The following exploration of the policing of the anti-war demonstrations will be in two parts: the first will look at the change in policing through the eyes of a participant, a new activist, while the second will make a more thorough examination of the forces at work which lead to such a massive escalation in the policing of anti-war protest, particularly at Shannon, both on the side of the protesters and that of the gardaí.

Through a newcomer’s eyes
My first visit to Shannon saw a very significant act of civil disobedience, in a mass trespass onto the airfield.  This had followed on from a fairly standard, if boisterous, march from Shannon town centre to the airport, some speeches, and some indignation at the refusal of the gardaí to let anyone enter the airport terminal building, including a six-year-old boy who needed to use the toilet.  As we left the airport, the Catholic Workers had dyed the fountain near the entrance blood-red, to symbolise the lives that would be lost were the war to go ahead.  Then we continued on our way.  But further on, as we left the terminal area, and continued on the road alongside the perimeter fence and the runways, a section of the crowd had broken off and were pulling at the airport fence – and it was coming away.  As it came down, a few brave souls ventured onto the airfield, being followed, after a moment’s hesitation, by a much larger section of the crowd. 

The police response was disorganised, to say the least.  There were a small number of gardaí present, who were mostly positioned between the march and the fences, but they clearly weren’t expecting anything on the scale of what occurred, and would have been heavily outnumbered in any case.  It was the decision of the protesters not to venture onto the runways, out of concern for safety, and instead to sit down on the airfield – it wasn’t forced by the gardaí, who would not have been able to do so.  A few vocal people were arrested, ‘to make an example’, but quickly released after the protest later relocated (of its own accord) to Shannon Garda station.

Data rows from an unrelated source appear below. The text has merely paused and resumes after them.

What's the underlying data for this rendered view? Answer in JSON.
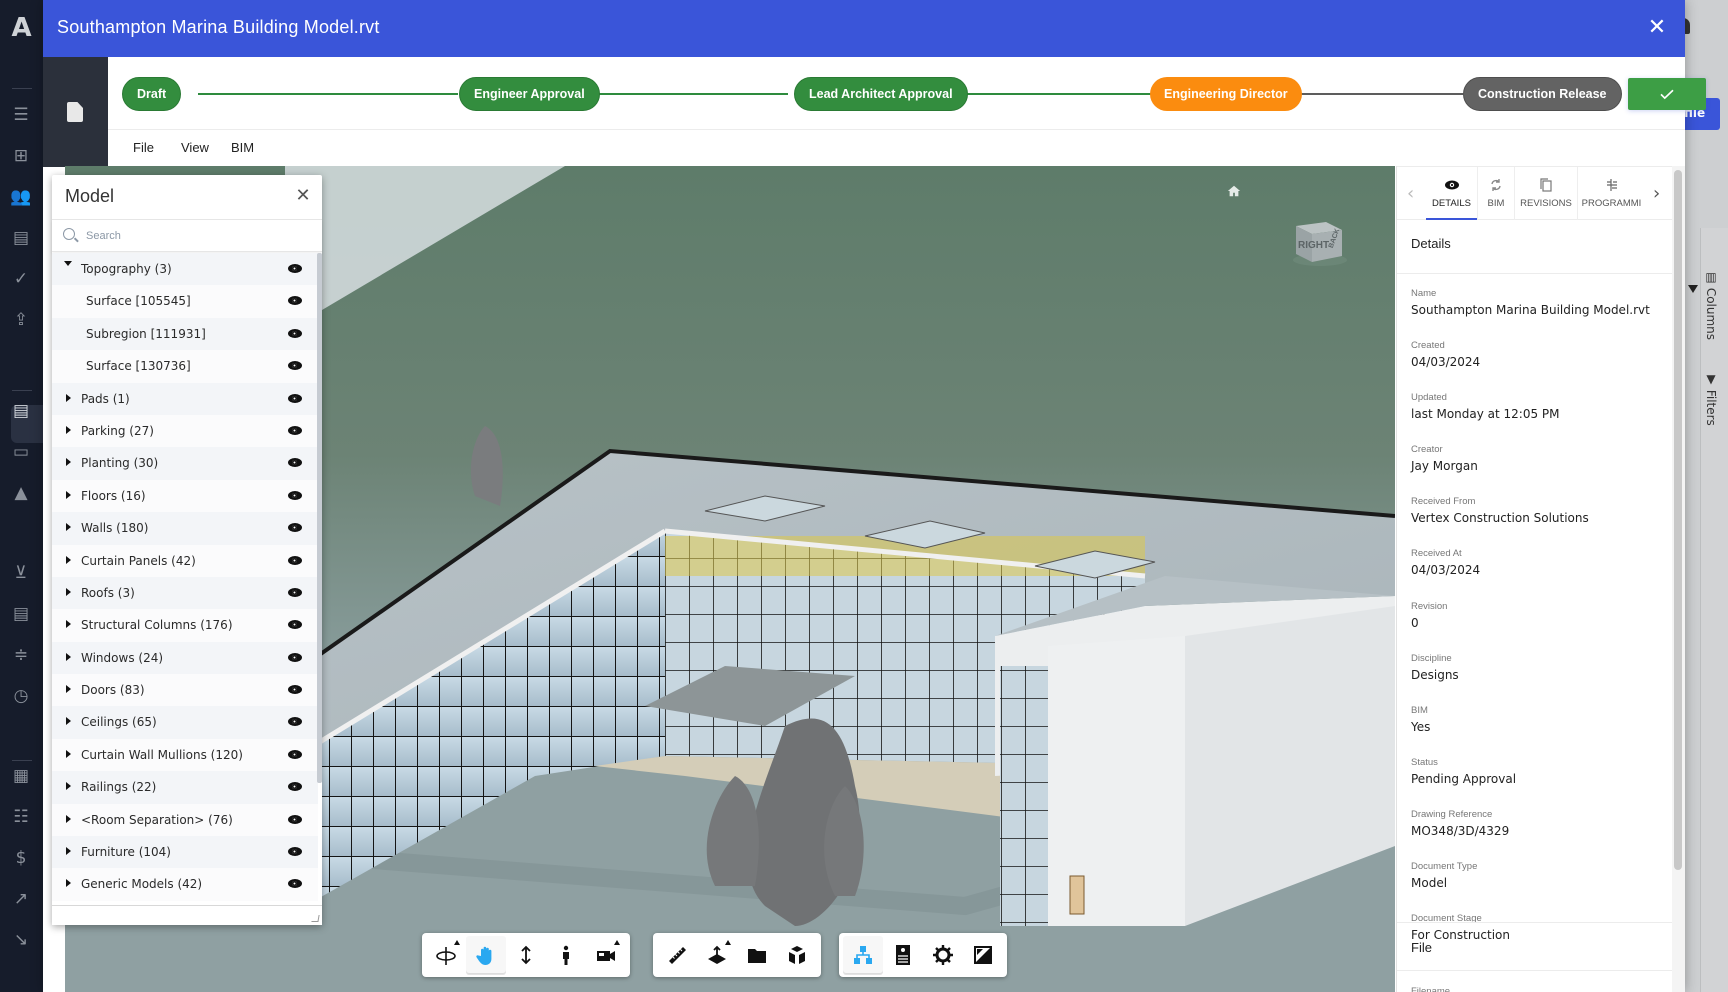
{
  "app": {
    "logo": "A",
    "sidebar_icons": [
      "list-icon",
      "hierarchy-icon",
      "people-icon",
      "document-icon",
      "check-icon",
      "file-upload-icon",
      "document-active-icon",
      "chat-icon",
      "warning-icon",
      "cart-icon",
      "invoice-icon",
      "split-icon",
      "clock-icon",
      "dashboard-icon",
      "table-icon",
      "dollar-icon",
      "trend-up-icon",
      "trend-down-icon"
    ],
    "background_button_label": "file",
    "background_rail": {
      "columns_label": "Columns",
      "filters_label": "Filters"
    }
  },
  "modal": {
    "title": "Southampton Marina Building Model.rvt",
    "close_icon": "close-icon"
  },
  "workflow": {
    "stages": [
      {
        "label": "Draft",
        "state": "done"
      },
      {
        "label": "Engineer Approval",
        "state": "done"
      },
      {
        "label": "Lead Architect Approval",
        "state": "done"
      },
      {
        "label": "Engineering Director",
        "state": "current"
      },
      {
        "label": "Construction Release",
        "state": "pending"
      }
    ],
    "approve_icon": "check-icon",
    "colors": {
      "done": "#338d3e",
      "current": "#fb8c0f",
      "pending": "#636363",
      "approve": "#3d9e45",
      "header": "#3a55d9"
    }
  },
  "menu": {
    "items": [
      "File",
      "View",
      "BIM"
    ]
  },
  "model_panel": {
    "title": "Model",
    "search_placeholder": "Search",
    "tree": [
      {
        "label": "Topography (3)",
        "expanded": true,
        "level": 0
      },
      {
        "label": "Surface [105545]",
        "level": 1
      },
      {
        "label": "Subregion [111931]",
        "level": 1
      },
      {
        "label": "Surface [130736]",
        "level": 1
      },
      {
        "label": "Pads (1)",
        "level": 0
      },
      {
        "label": "Parking (27)",
        "level": 0
      },
      {
        "label": "Planting (30)",
        "level": 0
      },
      {
        "label": "Floors (16)",
        "level": 0
      },
      {
        "label": "Walls (180)",
        "level": 0
      },
      {
        "label": "Curtain Panels (42)",
        "level": 0
      },
      {
        "label": "Roofs (3)",
        "level": 0
      },
      {
        "label": "Structural Columns (176)",
        "level": 0
      },
      {
        "label": "Windows (24)",
        "level": 0
      },
      {
        "label": "Doors (83)",
        "level": 0
      },
      {
        "label": "Ceilings (65)",
        "level": 0
      },
      {
        "label": "Curtain Wall Mullions (120)",
        "level": 0
      },
      {
        "label": "Railings (22)",
        "level": 0
      },
      {
        "label": "<Room Separation> (76)",
        "level": 0
      },
      {
        "label": "Furniture (104)",
        "level": 0
      },
      {
        "label": "Generic Models (42)",
        "level": 0
      }
    ]
  },
  "viewcube": {
    "faces": [
      "RIGHT",
      "BACK"
    ]
  },
  "toolbar": {
    "groups": [
      [
        {
          "name": "orbit-icon",
          "flyout": true
        },
        {
          "name": "pan-hand-icon",
          "active": true
        },
        {
          "name": "zoom-vertical-icon"
        },
        {
          "name": "first-person-icon"
        },
        {
          "name": "camera-icon",
          "flyout": true
        }
      ],
      [
        {
          "name": "measure-ruler-icon"
        },
        {
          "name": "section-plane-icon",
          "flyout": true
        },
        {
          "name": "folder-icon"
        },
        {
          "name": "explode-cube-icon"
        }
      ],
      [
        {
          "name": "model-browser-icon",
          "active": true
        },
        {
          "name": "properties-icon"
        },
        {
          "name": "settings-gear-icon"
        },
        {
          "name": "fullscreen-icon"
        }
      ]
    ]
  },
  "details_panel": {
    "tabs": [
      {
        "label": "DETAILS",
        "icon": "eye-icon",
        "active": true
      },
      {
        "label": "BIM",
        "icon": "sync-icon"
      },
      {
        "label": "REVISIONS",
        "icon": "copy-icon"
      },
      {
        "label": "PROGRAMMI",
        "icon": "programme-icon"
      }
    ],
    "heading": "Details",
    "fields": [
      {
        "label": "Name",
        "value": "Southampton Marina Building Model.rvt"
      },
      {
        "label": "Created",
        "value": "04/03/2024"
      },
      {
        "label": "Updated",
        "value": "last Monday at 12:05 PM"
      },
      {
        "label": "Creator",
        "value": "Jay Morgan"
      },
      {
        "label": "Received From",
        "value": "Vertex Construction Solutions"
      },
      {
        "label": "Received At",
        "value": "04/03/2024"
      },
      {
        "label": "Revision",
        "value": "0"
      },
      {
        "label": "Discipline",
        "value": "Designs"
      },
      {
        "label": "BIM",
        "value": "Yes"
      },
      {
        "label": "Status",
        "value": "Pending Approval"
      },
      {
        "label": "Drawing Reference",
        "value": "MO348/3D/4329"
      },
      {
        "label": "Document Type",
        "value": "Model"
      },
      {
        "label": "Document Stage",
        "value": "For Construction"
      }
    ],
    "file_heading": "File",
    "filename_label": "Filename"
  }
}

A protest organised by the Midwest Alliance against Military Aggression (MAMA) in December passed relatively without incident, but with a noticeable increase in police visibility and low-level intimidation, such as following protesters who had been separated from the march as they were leaving the area.  This was a situation which the incredibly admirable and dedicated band of Planespotters were very familiar with, as shown in the documentary ‘Route Irish’, among other places.  While this is a significant issue, this article will only touch on it for reasons of space.

As the year turned into 2003, the campaign ramped up, as the preparations for war continued apace.  The Shannon Peace Camp was set up to oppose the war on a constant basis at the site of Ireland’s involvement.  The Camp would go on to gain huge publicity and act as a focal point for much of the resistance which would follow.  Taking and holding space directly opposite the airport was a very public declaration that the opposition to war was very committed and would challenge Irish involvement in it.

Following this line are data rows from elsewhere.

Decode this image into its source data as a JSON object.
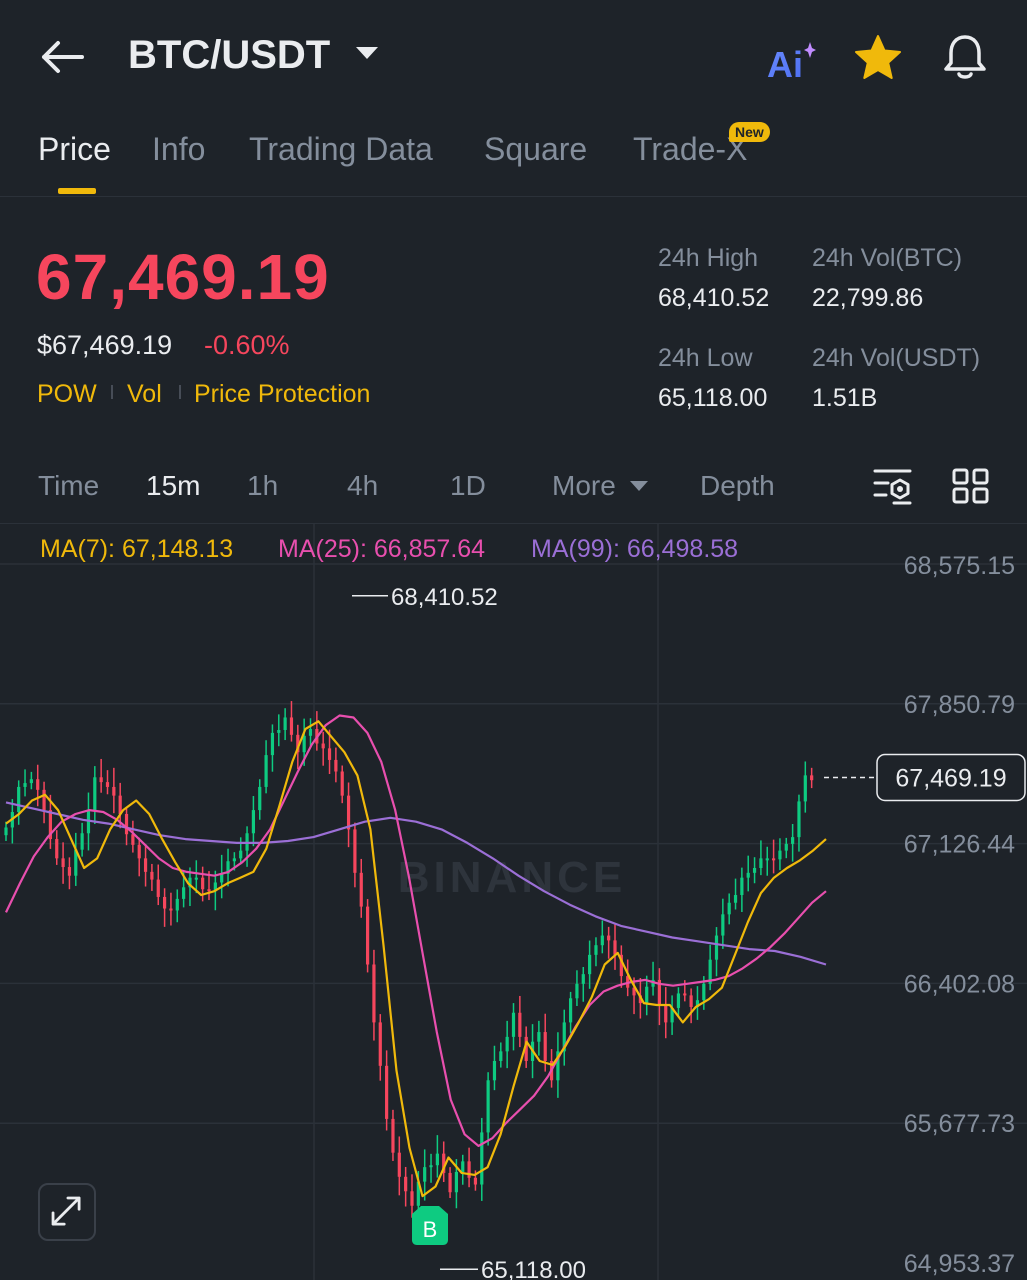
{
  "header": {
    "pair": "BTC/USDT",
    "ai_label": "Ai",
    "icons": [
      "back-arrow-icon",
      "caret-down-icon",
      "ai-icon",
      "star-icon",
      "bell-icon"
    ],
    "star_color": "#f0b90b"
  },
  "tabs": [
    {
      "label": "Price",
      "active": true
    },
    {
      "label": "Info",
      "active": false
    },
    {
      "label": "Trading Data",
      "active": false
    },
    {
      "label": "Square",
      "active": false
    },
    {
      "label": "Trade-X",
      "active": false,
      "badge": "New"
    }
  ],
  "price": {
    "last": "67,469.19",
    "usd": "$67,469.19",
    "change": "-0.60%",
    "tags": [
      "POW",
      "Vol",
      "Price Protection"
    ]
  },
  "stats": {
    "high_label": "24h High",
    "high_value": "68,410.52",
    "volbtc_label": "24h Vol(BTC)",
    "volbtc_value": "22,799.86",
    "low_label": "24h Low",
    "low_value": "65,118.00",
    "volusdt_label": "24h Vol(USDT)",
    "volusdt_value": "1.51B"
  },
  "intervals": {
    "items": [
      "Time",
      "15m",
      "1h",
      "4h",
      "1D",
      "More",
      "Depth"
    ],
    "active": "15m"
  },
  "ma": {
    "ma7": "MA(7): 67,148.13",
    "ma25": "MA(25): 66,857.64",
    "ma99": "MA(99): 66,498.58"
  },
  "colors": {
    "up": "#0ecb81",
    "down": "#f6465d",
    "accent": "#f0b90b",
    "ma7": "#f0b90b",
    "ma25": "#e84fae",
    "ma99": "#9b6fd6",
    "background": "#1e2329"
  },
  "chart_data": {
    "type": "candlestick",
    "y_ticks": [
      "68,575.15",
      "67,850.79",
      "67,126.44",
      "66,402.08",
      "65,677.73",
      "64,953.37"
    ],
    "ylim": [
      64953.37,
      68575.15
    ],
    "current_price_label": "67,469.19",
    "current_price": 67469.19,
    "high_label": "68,410.52",
    "high": 68410.52,
    "low_label": "65,118.00",
    "low": 65118.0,
    "buy_marker": "B",
    "watermark": "BINANCE",
    "closes": [
      67210,
      67420,
      67460,
      67300,
      67050,
      66960,
      67180,
      67470,
      67420,
      67280,
      67120,
      66980,
      66850,
      66780,
      66900,
      66950,
      66880,
      66970,
      67050,
      67180,
      67420,
      67700,
      67780,
      67600,
      67720,
      67620,
      67500,
      67200,
      66800,
      66200,
      65700,
      65400,
      65250,
      65450,
      65520,
      65320,
      65480,
      65360,
      65900,
      66050,
      66250,
      66000,
      66150,
      65900,
      66200,
      66400,
      66550,
      66650,
      66550,
      66380,
      66300,
      66420,
      66200,
      66350,
      66280,
      66400,
      66650,
      66820,
      66950,
      67000,
      67050,
      67090,
      67160,
      67480
    ],
    "ma7": [
      67230,
      67280,
      67350,
      67380,
      67300,
      67150,
      67000,
      67050,
      67200,
      67300,
      67350,
      67280,
      67150,
      67030,
      66920,
      66860,
      66880,
      66920,
      66950,
      66980,
      67100,
      67320,
      67550,
      67720,
      67760,
      67680,
      67600,
      67480,
      67200,
      66600,
      65950,
      65550,
      65300,
      65350,
      65500,
      65420,
      65410,
      65450,
      65620,
      65870,
      66100,
      66000,
      65980,
      66080,
      66200,
      66330,
      66500,
      66560,
      66420,
      66300,
      66290,
      66290,
      66200,
      66280,
      66320,
      66380,
      66550,
      66720,
      66870,
      66950,
      67000,
      67040,
      67090,
      67150
    ],
    "ma25": [
      66770,
      66920,
      67060,
      67160,
      67240,
      67280,
      67300,
      67290,
      67250,
      67190,
      67120,
      67050,
      67000,
      66980,
      66970,
      66960,
      66980,
      67030,
      67100,
      67200,
      67350,
      67500,
      67640,
      67740,
      67790,
      67780,
      67700,
      67550,
      67300,
      66950,
      66550,
      66150,
      65800,
      65620,
      65560,
      65600,
      65680,
      65750,
      65820,
      65920,
      66050,
      66180,
      66290,
      66360,
      66390,
      66410,
      66420,
      66400,
      66390,
      66400,
      66410,
      66420,
      66440,
      66480,
      66530,
      66590,
      66660,
      66740,
      66820,
      66880
    ],
    "ma99": [
      67340,
      67310,
      67280,
      67250,
      67230,
      67200,
      67170,
      67150,
      67140,
      67130,
      67130,
      67140,
      67160,
      67200,
      67240,
      67260,
      67240,
      67200,
      67130,
      67050,
      66960,
      66880,
      66810,
      66750,
      66700,
      66670,
      66640,
      66620,
      66600,
      66580,
      66570,
      66540,
      66500
    ]
  }
}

At the end of January and the beginning of February, two actions took place at Shannon which would hugely change the situation for both protesters and police.  On January 29th, Mary Kelly entered the airport at night and disabled a US military plane by hitting its nose cone with an axe, rendering it impossible to fly.  This action is estimated to have caused €500,000 worth of damage.  A few days later, on February 1st, the five ‘Pitstop Ploughshares’ also entered the airport and damaged the same plane, as well as digging up part of a runway.  On both occasions, the protesters stated that gardaí on duty securing the plane were asleep or absent.

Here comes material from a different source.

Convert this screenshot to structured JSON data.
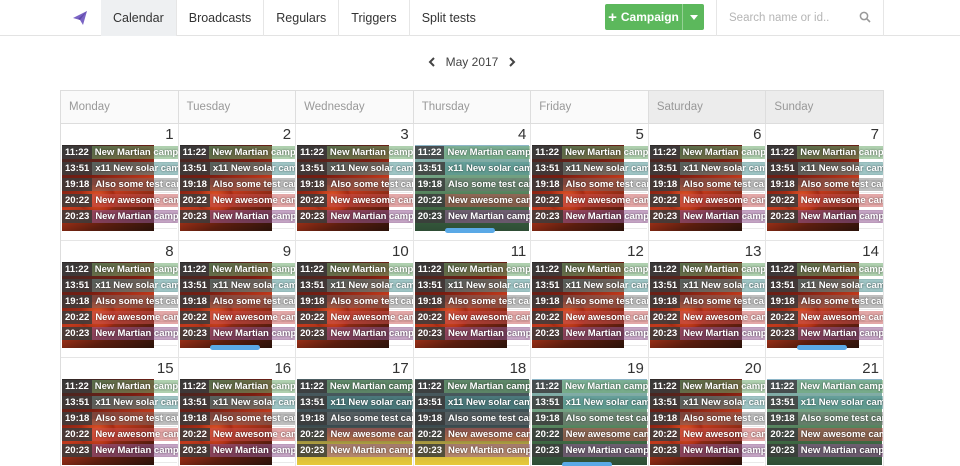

The fact that a fifty-year-old nurse and then a group of five people involved in a religious poverty alleviation group were able to gain access to the airport and damage a plane caused a predictable backlash and reaction.  While Eoin Dubsky had disarmed a plane by painting a peace sign on the windscreen in September 2002, this level of damage was unprecedented.  ‘If these people could get in and do this kind of damage’, went the cry, ‘then what kind of damage could terrorists do?’  The government moved quickly against the protesters, with Taoiseach Bertie Ahern saying that we were ‘over-tolerant’ of protesters, who were ‘not one bit peaceful’.  In a much more significant move, the Irish army were drafted into Shannon airport to protect it, and this move formed the centrepiece of a co-ordinated offensive against the motives and credibility of the anti-war movement.   The message was clear: the Irish army were needed, because the protesters were dangerous.
Then on February 15th, came the largest anti-war demonstration Ireland, and the world, had ever seen.  Millions marched around the world, while over 100,000 participated in Dublin.  But while the anger was the same as that which was being expressed at Shannon, the treatment was very different.  The gardaí were very much in the background, while Bertie Ahern’s reaction (however disingenuous), was to welcome the protest and lament the fact that he could not attend.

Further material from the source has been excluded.